英語の発音をからかわれ、思春期の娘との関わり方に悩み、夫の言葉に密かに胸を痛めていたある時、ニューヨークに住む親戚の結婚式の手伝いをするため、家族より先に単身渡米することになる。
滞在先である姉の家ではヒンディー語での会話は弾むが英語の会話には入ることができず、ニューヨークの街でもやはりうまく通じず、深く傷ついてしまう。

そんな時、目にした「4週間で英語ができるようになる」という英会話教室の広告。
シャシは周囲には内緒でその英会話教室に通い始める。






感想を。
うっすらネタバレになり得る記述が含まれるかもしれません。

インド産ハートウォーミングコメディー映画。
私がインド映画をちゃんと観たのは『マッキー』に続き、これが2作目。
インド映画のイメージとして歌と踊りのシーンが突然始まる印象がありますが、本作ではシャシの心象を表すようなBGMとしてのボーカル曲が入ったり、結婚式のリハーサルとしてのダンスシーンなどが入ります。
特に過剰な印象はなく、エンターテイメントとして楽しめると思います。

英会話能力と家族関係に悩む主婦が英語を学び、困難を克服すると、単純に言えばそんな話ですが、シャシが徐々に成長していく姿、英会話能力だけでなく、女性として、人としての輝きを取り戻していくような姿に胸を打たれ、応援したくなる作品です。

本作においてシャシが「英語」というものによって傷つき、その困難に立ち向かうために「英語」を学んでいく目的は、単に英会話能力の向上だけでなく、作中でも言及されていたと思いますが、自分に自信を持つことや、人として最低限の敬意を払われることだったのではないかと思います。
一方で、悪気ない言葉であっても言われた当人には刺さってしまうこともある、近しい人間同士ならなおさら、と我が身を考えさせられます。

様々な国にルーツを持つ人たちが集まる英会話教室のシーン、そんなクラスメートたちが会話するシーンも楽しかったですね。
シャシとフランス人男性との微妙な距離のロマンスもちょっとしたスパイス。
既婚者、子持ちの彼女がどう結論を出すのか、ずっと気になって観てました。
最終的にはキレイな結末だったと思います。
セリフも良かった。

英会話教室に通うことを隠している理由がいまひとつ理解できないのが難点でしょうか。
シャシが普段からサリーを着用していることや、インド式の結婚式について言及していることなどから、彼女が伝統を重んじるような女性であり、“冒険”するようなタイプではないと彼女自身が意識しているからか、あるいは(彼女にとっては)高額の授業料のせいなのか。
逆に、終盤に大きなトラブルが発生する原因が、作中に伏線として描かれていたのは感心しました。

クライマックスは英語によるスピーチ。
激しいアクションがあるわけでもないシーンに、ちょっとハラハラしながら前のめりに耳を傾けるというのは面白い。

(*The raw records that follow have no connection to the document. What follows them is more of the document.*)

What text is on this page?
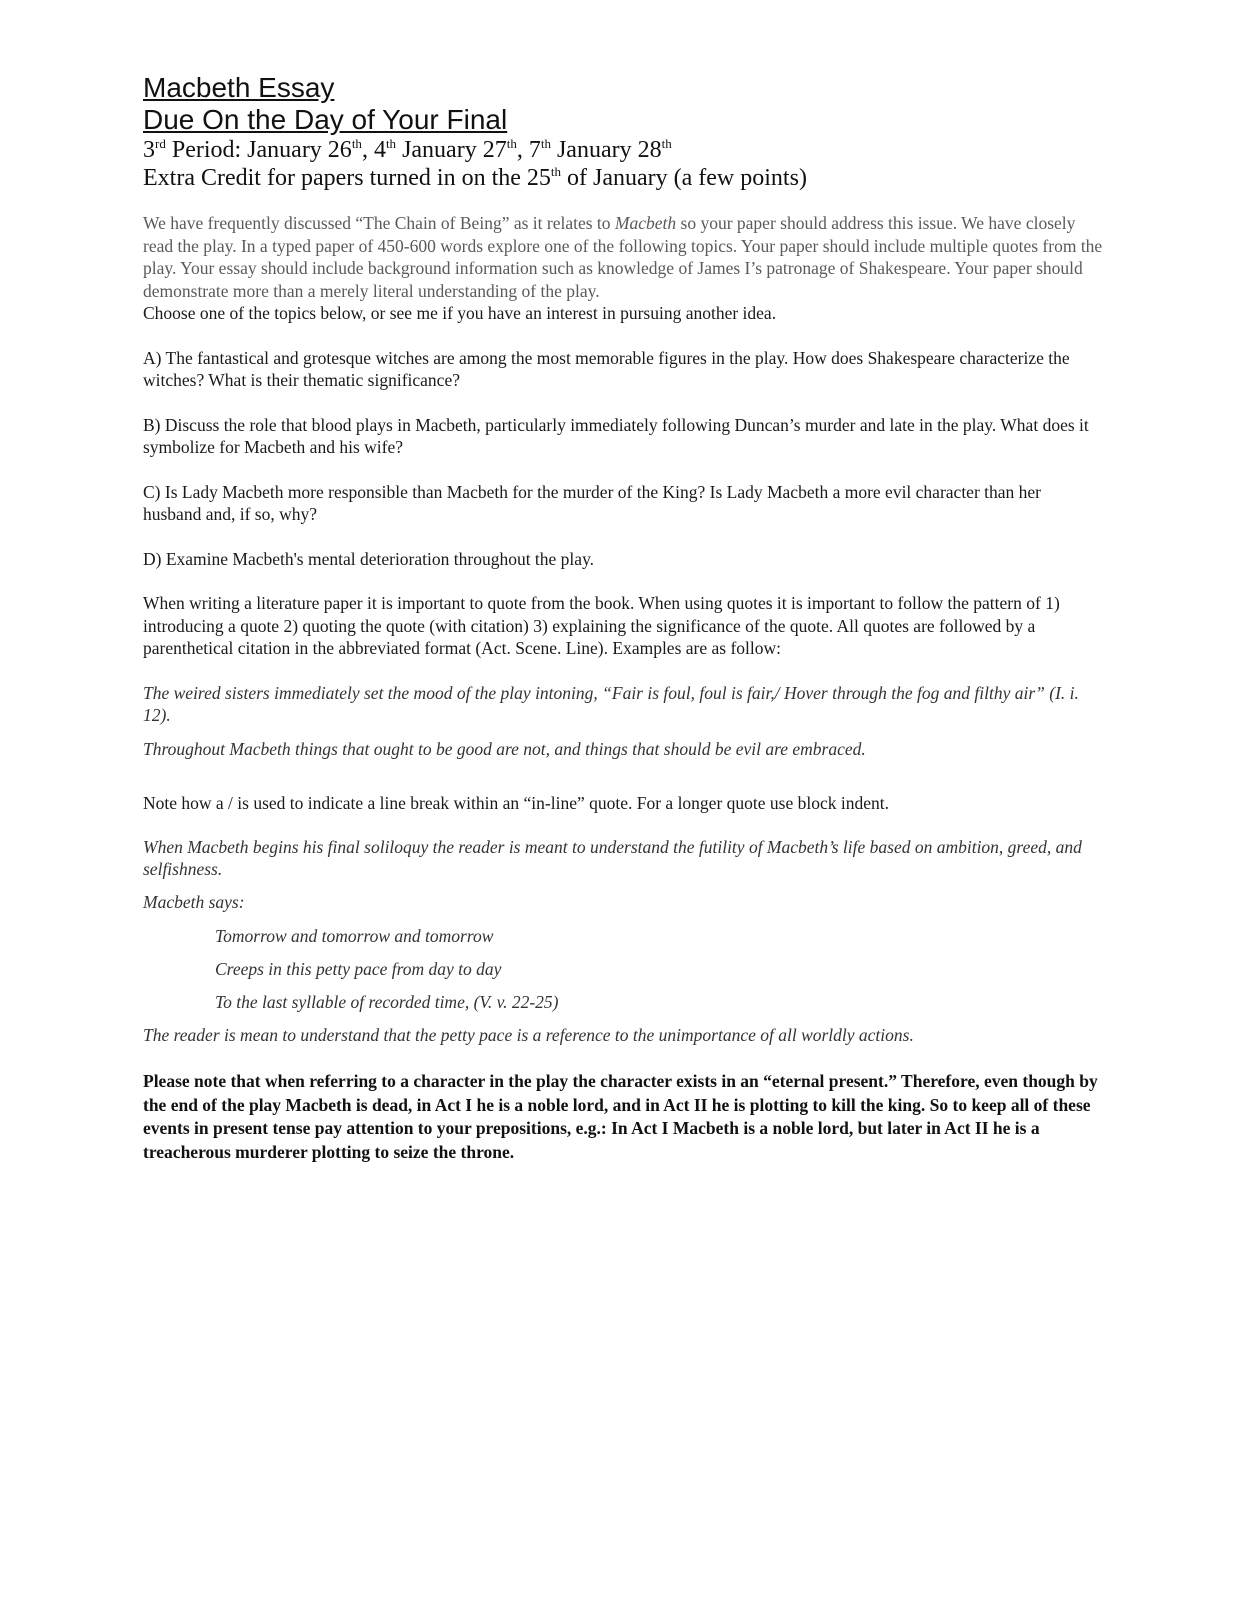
Macbeth Essay
Due On the Day of Your Final
3rd Period: January 26th, 4th January 27th, 7th January 28th
Extra Credit for papers turned in on the 25th of January (a few points)
We have frequently discussed “The Chain of Being” as it relates to Macbeth so your paper should address this issue. We have closely read the play. In a typed paper of 450-600 words explore one of the following topics. Your paper should include multiple quotes from the play. Your essay should include background information such as knowledge of James I’s patronage of Shakespeare. Your paper should demonstrate more than a merely literal understanding of the play.
Choose one of the topics below, or see me if you have an interest in pursuing another idea.
A) The fantastical and grotesque witches are among the most memorable figures in the play. How does Shakespeare characterize the witches? What is their thematic significance?
B) Discuss the role that blood plays in Macbeth, particularly immediately following Duncan’s murder and late in the play. What does it symbolize for Macbeth and his wife?
C) Is Lady Macbeth more responsible than Macbeth for the murder of the King? Is Lady Macbeth a more evil character than her husband and, if so, why?
D) Examine Macbeth's mental deterioration throughout the play.
When writing a literature paper it is important to quote from the book. When using quotes it is important to follow the pattern of 1) introducing a quote 2) quoting the quote (with citation) 3) explaining the significance of the quote. All quotes are followed by a parenthetical citation in the abbreviated format (Act. Scene. Line). Examples are as follow:
The weired sisters immediately set the mood of the play intoning, “Fair is foul, foul is fair,/ Hover through the fog and filthy air” (I. i. 12).
Throughout Macbeth things that ought to be good are not, and things that should be evil are embraced.
Note how a / is used to indicate a line break within an “in-line” quote. For a longer quote use block indent.
When Macbeth begins his final soliloquy the reader is meant to understand the futility of Macbeth’s life based on ambition, greed, and selfishness.
Macbeth says:
Tomorrow and tomorrow and tomorrow
Creeps in this petty pace from day to day
To the last syllable of recorded time, (V. v. 22-25)
The reader is mean to understand that the petty pace is a reference to the unimportance of all worldly actions.
Please note that when referring to a character in the play the character exists in an “eternal present.” Therefore, even though by the end of the play Macbeth is dead, in Act I he is a noble lord, and in Act II he is plotting to kill the king. So to keep all of these events in present tense pay attention to your prepositions, e.g.: In Act I Macbeth is a noble lord, but later in Act II he is a treacherous murderer plotting to seize the throne.
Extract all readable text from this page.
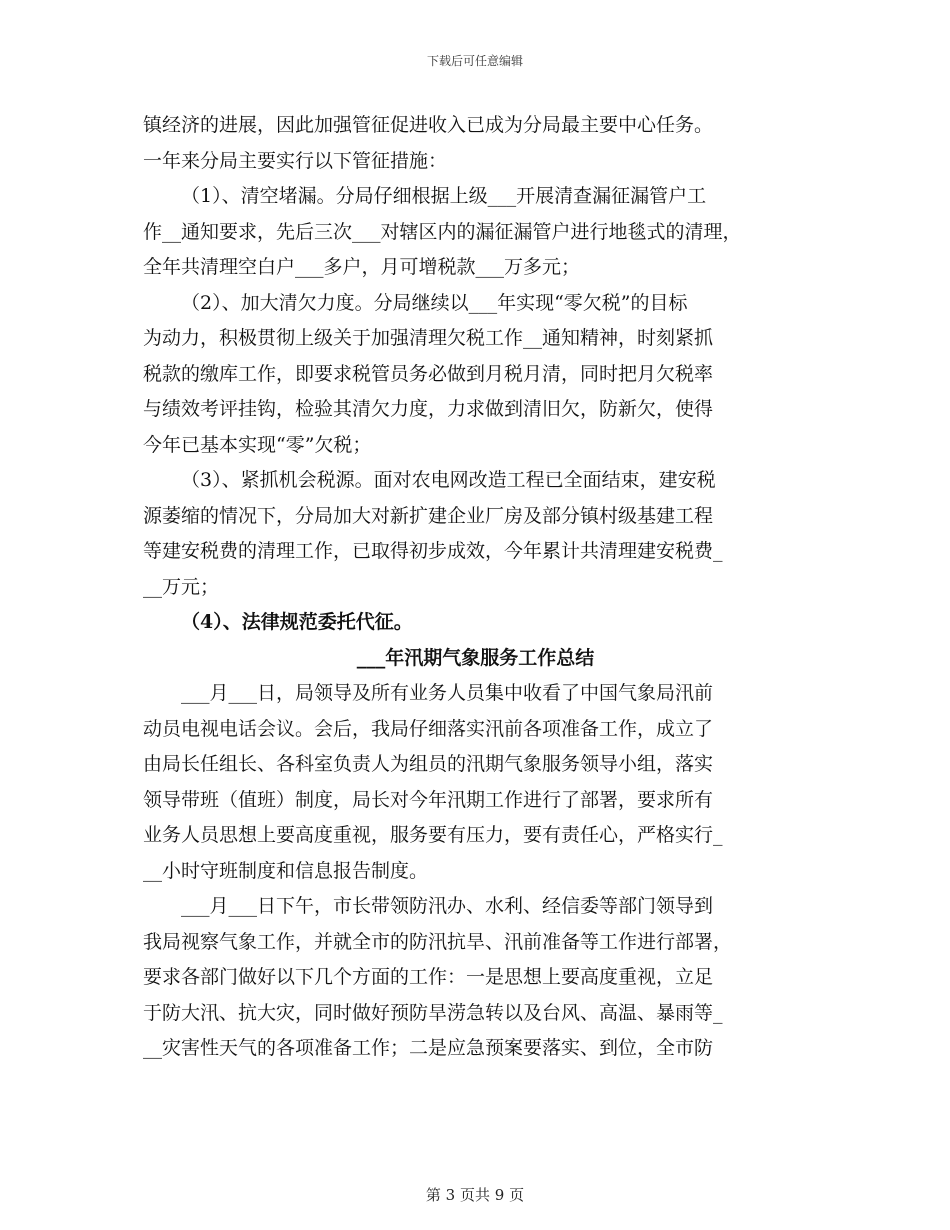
下载后可任意编辑
镇经济的进展，因此加强管征促进收入已成为分局最主要中心任务。
一年来分局主要实行以下管征措施：
（1）、清空堵漏。分局仔细根据上级___开展清查漏征漏管户工
作__通知要求，先后三次___对辖区内的漏征漏管户进行地毯式的清理，
全年共清理空白户___多户，月可增税款___万多元；
（2）、加大清欠力度。分局继续以___年实现“零欠税”的目标
为动力，积极贯彻上级关于加强清理欠税工作__通知精神，时刻紧抓
税款的缴库工作，即要求税管员务必做到月税月清，同时把月欠税率
与绩效考评挂钩，检验其清欠力度，力求做到清旧欠，防新欠，使得
今年已基本实现“零”欠税；
（3）、紧抓机会税源。面对农电网改造工程已全面结束，建安税
源萎缩的情况下，分局加大对新扩建企业厂房及部分镇村级基建工程
等建安税费的清理工作，已取得初步成效，今年累计共清理建安税费_
__万元；
（4）、法律规范委托代征。
___年汛期气象服务工作总结
___月___日，局领导及所有业务人员集中收看了中国气象局汛前
动员电视电话会议。会后，我局仔细落实汛前各项准备工作，成立了
由局长任组长、各科室负责人为组员的汛期气象服务领导小组，落实
领导带班（值班）制度，局长对今年汛期工作进行了部署，要求所有
业务人员思想上要高度重视，服务要有压力，要有责任心，严格实行_
__小时守班制度和信息报告制度。
___月___日下午，市长带领防汛办、水利、经信委等部门领导到
我局视察气象工作，并就全市的防汛抗旱、汛前准备等工作进行部署，
要求各部门做好以下几个方面的工作：一是思想上要高度重视，立足
于防大汛、抗大灾，同时做好预防旱涝急转以及台风、高温、暴雨等_
__灾害性天气的各项准备工作；二是应急预案要落实、到位，全市防
第 3 页共 9 页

シャシ役の女優シュリデヴィさんもチャーミングですね。
第一印象は「目ぇでけえ」でした(笑
アイメイクのせいもあるかもしれませんが。
1963年生まれということで、女性の年齢をアレするのはアレですが、撮影時で50手前と知ってまたビビりました。


最後に蛇足。
本作のキーワードのひとつとして「judgmental(ジャッジメンタル)」という単語が出てきます。
「一方的な判断をする」、「性急に判断を下す」、本編字幕では「決め付ける」といった意味。
本作を観終わったあと、ユーザーレビューをいくつか見て回ったんですが、低評価レビューの中にジャッジメンタルな文言が並んでいたのが味わい深かったです
まるw

エンターテイメント作品を楽しむのに、その作品が「女性向け」なのか「男性向け」なのか、「子供向け」なのか「大人向け」なのか、受け手が考える必要はないと私は思いますね。